The shift
For most organisations, video is a write-only medium. Years of footage on a NAS. Decades of sermons on hard drives. A back catalogue of episodes nobody can find a quote in. The archive exists. It just isn't reachable.
A searchable media archive flips that. Every line of dialogue, every named person, every named place, every theme — retrievable in seconds. The archive starts answering questions instead of swallowing them.
Who it changes most
Broadcasters licensing back catalogue to OTT. Sports rightsholders building player-highlight reels in minutes. Faith organisations giving devotees access to thirty years of teachings. Universities making lectures findable for students. Podcast networks turning two-year-old episodes into this week's best clips. Publishers citing video quotes in articles. Governments making the public record reachable to citizens in their own language.

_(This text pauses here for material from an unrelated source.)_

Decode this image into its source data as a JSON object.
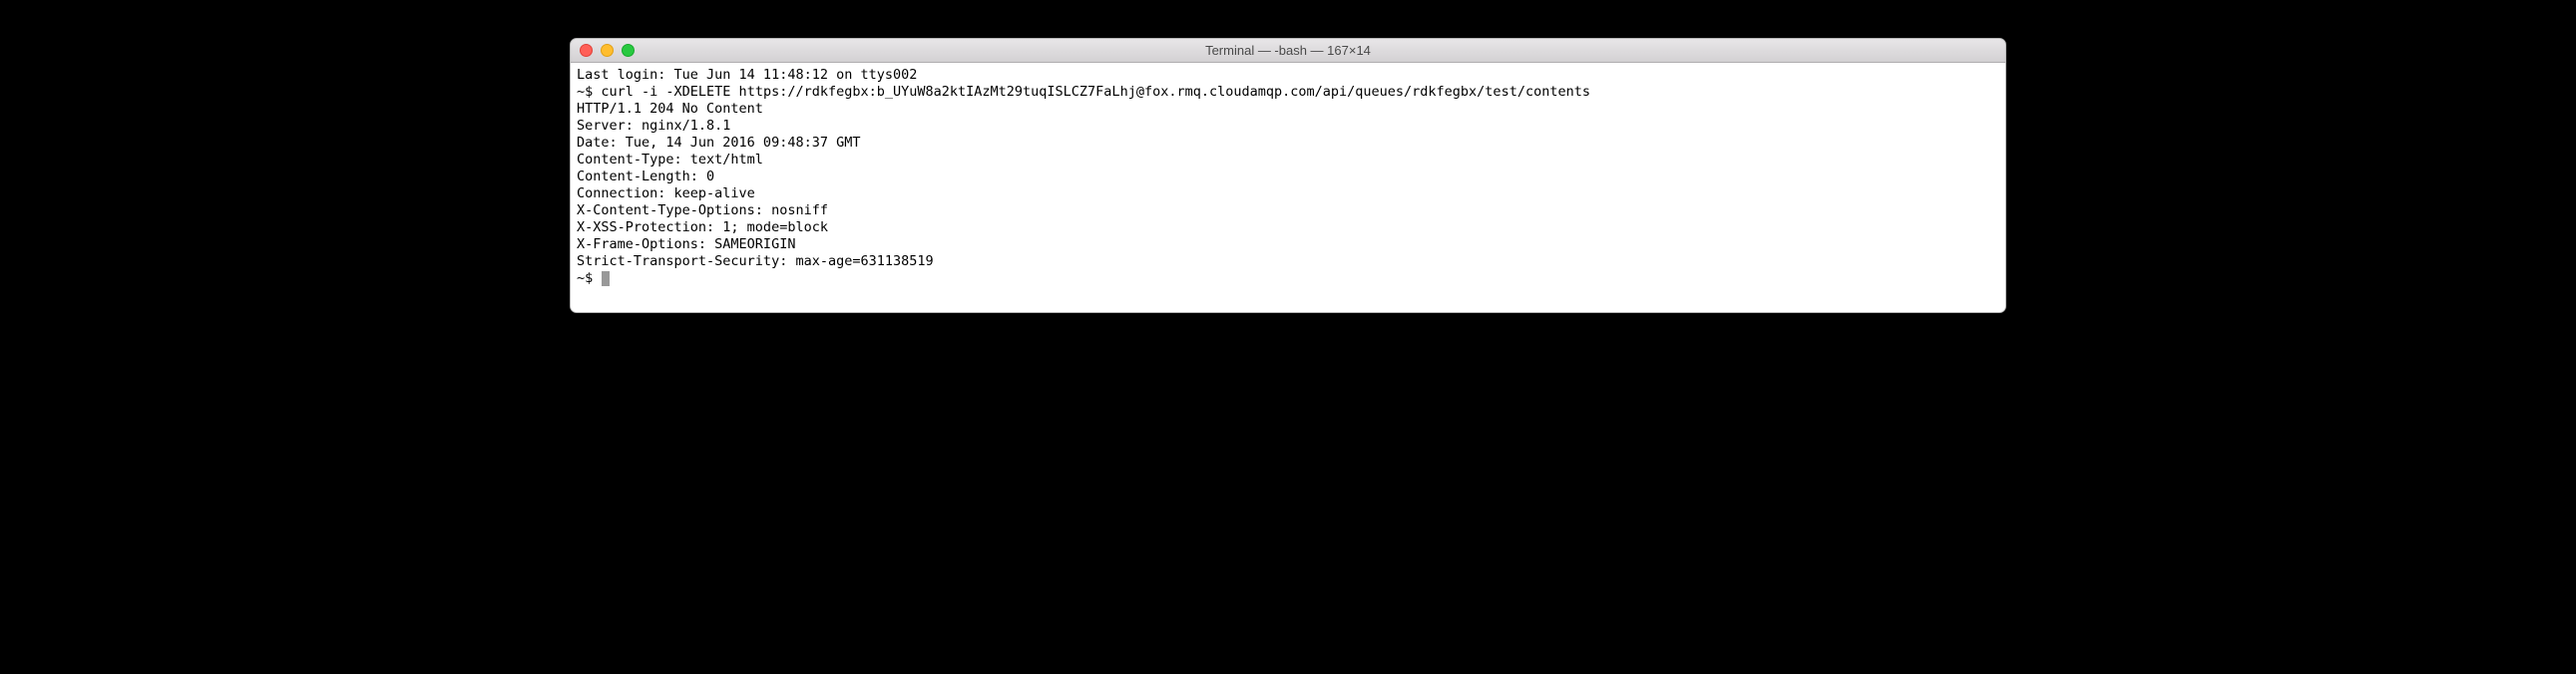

What you ship from one archive
- Searchable transcripts in 121 languages
- Citation-backed answers to natural-language questions
- Auto-recaps for matches, sermons, lectures and episodes
- Multi-clip compilations along any theme
- Multilingual subtitles, ready for any platform
- Self-serve licensing catalogues for partners
What it is not
- Not a video editor — editing happens after retrieval, in your tool of choice.
- Not a video host — your videos can stay on YouTube, your NAS, or anywhere else.
- Not a clipping app — clipping is one feature of many, not the whole product.
- Not a generic search bar — this is purpose-built for archive-scale retrieval with provenance.